Doctor Mike on grief:
"Put on your shoes. You'll go somewhere. Doesn't matter where."
Doctor Mike lost his mother to cancer. She had an aggressive form of CLL, a disease that normally moves slowly, but hers didn't.
After gruelling treatment that changed her physically and left her weak, her oncologist at Memorial Sloan Kettering shook Mike's hand and told him she was cured.
"That's the greatest news anyone can hear. Your hopes, ten out of ten."

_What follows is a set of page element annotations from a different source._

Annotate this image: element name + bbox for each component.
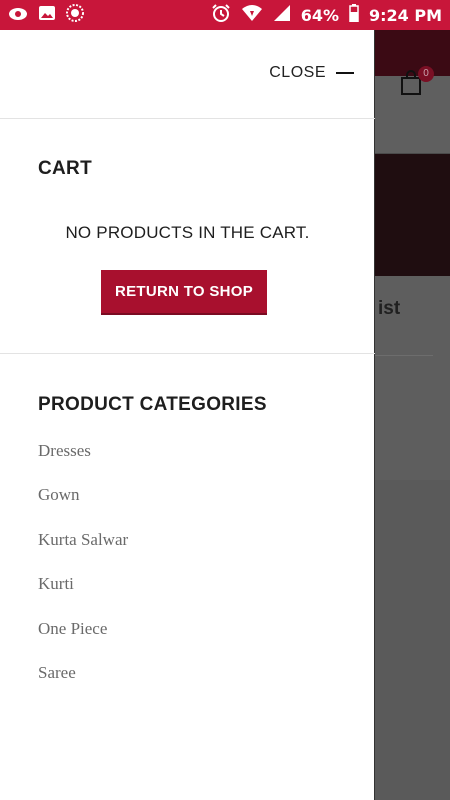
- app-icon: [66, 4, 84, 26]
- battery-percent: 64%: [300, 5, 339, 25]
- eye-icon: [8, 6, 28, 25]
- image-icon: [38, 5, 56, 25]
- battery-icon: [349, 4, 359, 26]
- categories-title: PRODUCT CATEGORIES: [38, 394, 267, 415]
- cart-title: CART: [38, 158, 92, 179]
- background-banner: [375, 154, 450, 276]
- status-bar: 64% 9:24 PM: [0, 0, 450, 30]
- background-partial-text: ist: [378, 298, 401, 319]
- close-label: CLOSE: [269, 64, 326, 81]
- category-item-gown[interactable]: Gown: [38, 485, 128, 529]
- clock-time: 9:24 PM: [368, 5, 442, 25]
- empty-cart-message: NO PRODUCTS IN THE CART.: [65, 223, 310, 242]
- status-left-icons: [8, 4, 84, 26]
- category-item-one-piece[interactable]: One Piece: [38, 619, 128, 663]
- status-right-icons: 64% 9:24 PM: [211, 3, 442, 27]
- side-drawer: CLOSE CART NO PRODUCTS IN THE CART. RETU…: [0, 30, 375, 800]
- alarm-icon: [211, 3, 231, 27]
- category-item-kurti[interactable]: Kurti: [38, 574, 128, 618]
- category-item-kurta-salwar[interactable]: Kurta Salwar: [38, 530, 128, 574]
- divider: [0, 353, 375, 354]
- divider: [0, 118, 375, 119]
- background-divider: [375, 355, 433, 356]
- category-item-dresses[interactable]: Dresses: [38, 441, 128, 485]
- category-item-saree[interactable]: Saree: [38, 663, 128, 707]
- wifi-icon: [241, 4, 263, 26]
- close-button[interactable]: CLOSE: [269, 64, 354, 82]
- cart-count-badge: 0: [418, 66, 434, 82]
- signal-icon: [273, 4, 291, 26]
- return-to-shop-button[interactable]: RETURN TO SHOP: [101, 270, 267, 315]
- category-list: Dresses Gown Kurta Salwar Kurti One Piec…: [38, 441, 128, 707]
- close-dash-icon: [336, 72, 354, 74]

Days later, she developed gram-negative sepsis. Her blood pressure collapsed. The pressors didn't hold.
She was gone.
One of the hardest parts wasn't even his own grief, it was watching his father fall apart. Two Russian immigrants who had given up everything. His father retrained as a doctor in a foreign country. His mother, despite holding a PhD in Russia, went back to university just to learn enough English to teach high school math.
"It was painful to watch my dad go through it. For the first few months, my focus was more on him than on myself."
For those in the middle of that storm right now: grief, depression, whatever has brought you to your knees, Doctor Mike has one piece of advice:
Action comes before motivation.
Not the other way around. You don't wait to feel ready. You don't wait for the fog to lift.
You put on your shoes.
"You'll go somewhere. Doesn't matter where. Gym, not gym, walk, dog park."
After his mother passed, the thing that helped him most wasn't traditional therapy, though he's done that too. It was going to the dog park with his dog.
"Animal therapy is real."
He even notes you don't need a dog to go. Just go.
When you're inside the storm, you can't see a way out. That's not weakness, that's just what storms do.
But motion creates momentum. One small, physical act: shoes on, door open, they interrupt the paralysis.
What's the smallest action you could take today?